The modern-day gentleman of Cricket, Virat Kohli finds himself in the middle of a ‘fake fielding controversy’. Although just a few years ago, fake fielding antiques were considered to be ‘masterstrokes’ from the fielding team to bluff the batter.
It was as late as 2017 when the legality of ‘fake fielding’ was put under a scanner. Marnus Labuschange was the first player to be penalised with the same.
Here is a list of famous fake fielding instances from the past –
Often considered to be one of the greatest ever to play the game, Kumar Sangakkara was involved in a fake fielding controversy in 2013. In a One Day International game between Sri Lanka and Pakistan, the Wicket – Keeper pretended to take off the bails to make Ahmed Shehzad dive in the crease. From what was apparent, it did not seem that the former Sri Lanka captain was trying to claim the wicket of the batter.
Although done for comedy effect, the Pakistani batter did not seem to enjoy the moment as he seemed irritated while on the ground.
The former captain of the Indian team is known for his street-smart tactics while keeping. The former wicket-keeper-batter was famous for his mindfulness and for tackling the batters and even fielders.
In the second One Day International game between India and Sri Lanka at Mohali in 2017, Dhoni used this trick. When Lahiru Thirimanne and Angelo Mathews were at the crease, the latter ran hard to complete the second run toward the striker’s end. Indian keeper, MSD got ready to collect the ball from the third man, however, when he realized that the ball will be hitting the ball straight to the stumps, he backed off.
Quinton De Cock
Pakistan was touring the African country in 2021. The new-look side led by Babar Azam played well throughout the tour, but it was the rather infamous run out which went on to become the most remembered part of the series.
Batting first, South Africa posted a mammoth total of 341 runs. While chasing the total, the Pakistani side was well in the game as they were aggressively moving towards the target, even after a collapse in between. The chase was led by southpaw Fakhar Zaman, who batted brilliantly for his 192. In the last over, Pakistan needed a record 31 runs to win, but with Zaman on strike, the batting team still had a little hope.

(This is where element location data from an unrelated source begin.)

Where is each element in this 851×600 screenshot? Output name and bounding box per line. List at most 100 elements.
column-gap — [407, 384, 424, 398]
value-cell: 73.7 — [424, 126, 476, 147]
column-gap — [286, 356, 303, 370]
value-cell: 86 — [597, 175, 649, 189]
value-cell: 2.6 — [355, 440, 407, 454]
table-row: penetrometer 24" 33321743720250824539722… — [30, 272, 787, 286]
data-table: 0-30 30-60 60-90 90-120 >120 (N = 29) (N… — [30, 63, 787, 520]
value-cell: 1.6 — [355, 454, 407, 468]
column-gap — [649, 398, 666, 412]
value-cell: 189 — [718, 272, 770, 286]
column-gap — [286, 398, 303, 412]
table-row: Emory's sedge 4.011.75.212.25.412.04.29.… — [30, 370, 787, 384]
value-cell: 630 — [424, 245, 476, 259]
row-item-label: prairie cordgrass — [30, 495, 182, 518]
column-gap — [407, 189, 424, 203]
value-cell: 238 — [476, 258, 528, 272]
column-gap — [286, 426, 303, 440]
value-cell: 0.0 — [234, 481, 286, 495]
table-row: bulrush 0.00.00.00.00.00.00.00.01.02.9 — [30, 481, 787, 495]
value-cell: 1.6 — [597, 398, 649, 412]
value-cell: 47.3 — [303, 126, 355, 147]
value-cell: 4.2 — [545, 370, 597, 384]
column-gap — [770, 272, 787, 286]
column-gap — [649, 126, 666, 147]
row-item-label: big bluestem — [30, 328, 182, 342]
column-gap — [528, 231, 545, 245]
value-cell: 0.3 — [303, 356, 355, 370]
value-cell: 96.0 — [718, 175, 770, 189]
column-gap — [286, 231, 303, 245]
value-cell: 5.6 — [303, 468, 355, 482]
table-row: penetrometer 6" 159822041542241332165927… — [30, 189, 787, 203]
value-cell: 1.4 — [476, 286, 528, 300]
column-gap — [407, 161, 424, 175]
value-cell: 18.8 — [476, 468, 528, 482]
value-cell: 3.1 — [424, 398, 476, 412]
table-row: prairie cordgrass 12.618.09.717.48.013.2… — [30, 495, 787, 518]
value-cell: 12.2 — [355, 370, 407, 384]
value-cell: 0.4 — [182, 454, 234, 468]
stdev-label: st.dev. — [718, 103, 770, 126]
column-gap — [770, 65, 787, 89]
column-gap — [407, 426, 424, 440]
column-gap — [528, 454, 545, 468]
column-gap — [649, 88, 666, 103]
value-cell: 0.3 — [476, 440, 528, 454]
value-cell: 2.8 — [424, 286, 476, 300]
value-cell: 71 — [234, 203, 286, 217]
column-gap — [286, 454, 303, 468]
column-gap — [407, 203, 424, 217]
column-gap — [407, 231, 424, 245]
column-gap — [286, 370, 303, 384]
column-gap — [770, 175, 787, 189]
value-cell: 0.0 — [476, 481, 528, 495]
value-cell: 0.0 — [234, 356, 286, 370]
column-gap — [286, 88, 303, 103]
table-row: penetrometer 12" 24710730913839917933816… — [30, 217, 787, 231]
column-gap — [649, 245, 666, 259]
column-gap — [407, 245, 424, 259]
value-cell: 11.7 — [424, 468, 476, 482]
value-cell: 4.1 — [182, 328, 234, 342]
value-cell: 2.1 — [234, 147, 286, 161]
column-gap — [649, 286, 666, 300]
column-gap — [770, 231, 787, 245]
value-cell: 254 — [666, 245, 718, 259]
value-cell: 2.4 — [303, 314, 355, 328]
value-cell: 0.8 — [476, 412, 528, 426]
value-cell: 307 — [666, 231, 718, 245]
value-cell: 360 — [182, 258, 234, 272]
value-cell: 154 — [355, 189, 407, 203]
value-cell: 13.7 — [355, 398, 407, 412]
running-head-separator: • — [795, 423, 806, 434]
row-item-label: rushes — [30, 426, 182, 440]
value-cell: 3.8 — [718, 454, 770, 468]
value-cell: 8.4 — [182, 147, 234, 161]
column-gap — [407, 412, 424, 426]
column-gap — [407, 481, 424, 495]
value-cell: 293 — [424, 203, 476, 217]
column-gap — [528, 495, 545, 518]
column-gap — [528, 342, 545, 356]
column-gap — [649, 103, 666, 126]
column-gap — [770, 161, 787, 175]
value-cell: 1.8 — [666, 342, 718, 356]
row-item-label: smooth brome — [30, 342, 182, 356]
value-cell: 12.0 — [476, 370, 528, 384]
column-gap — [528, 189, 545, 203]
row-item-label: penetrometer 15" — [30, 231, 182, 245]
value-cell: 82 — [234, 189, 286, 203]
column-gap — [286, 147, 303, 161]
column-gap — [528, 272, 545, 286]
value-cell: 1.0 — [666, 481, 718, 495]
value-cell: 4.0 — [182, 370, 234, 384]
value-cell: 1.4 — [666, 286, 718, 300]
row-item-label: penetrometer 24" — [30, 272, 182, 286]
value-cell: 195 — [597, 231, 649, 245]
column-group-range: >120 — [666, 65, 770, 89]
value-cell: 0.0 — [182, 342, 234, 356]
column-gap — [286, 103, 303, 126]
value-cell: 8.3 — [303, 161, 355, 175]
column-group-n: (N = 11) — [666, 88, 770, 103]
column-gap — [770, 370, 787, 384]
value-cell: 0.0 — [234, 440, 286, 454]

Zaman hit the ball toward long-off and ran hard to collect an easy double. While running back to the striker’s end, South African keeper, Quinton De Cock, signaled the fielder to throw the ball toward the non-striker’s end, while the ball was coming to him. Zaman fell for this, reduced the speed, and in the end fell short to cover the ground. Pakistan lost the match by 17 runs.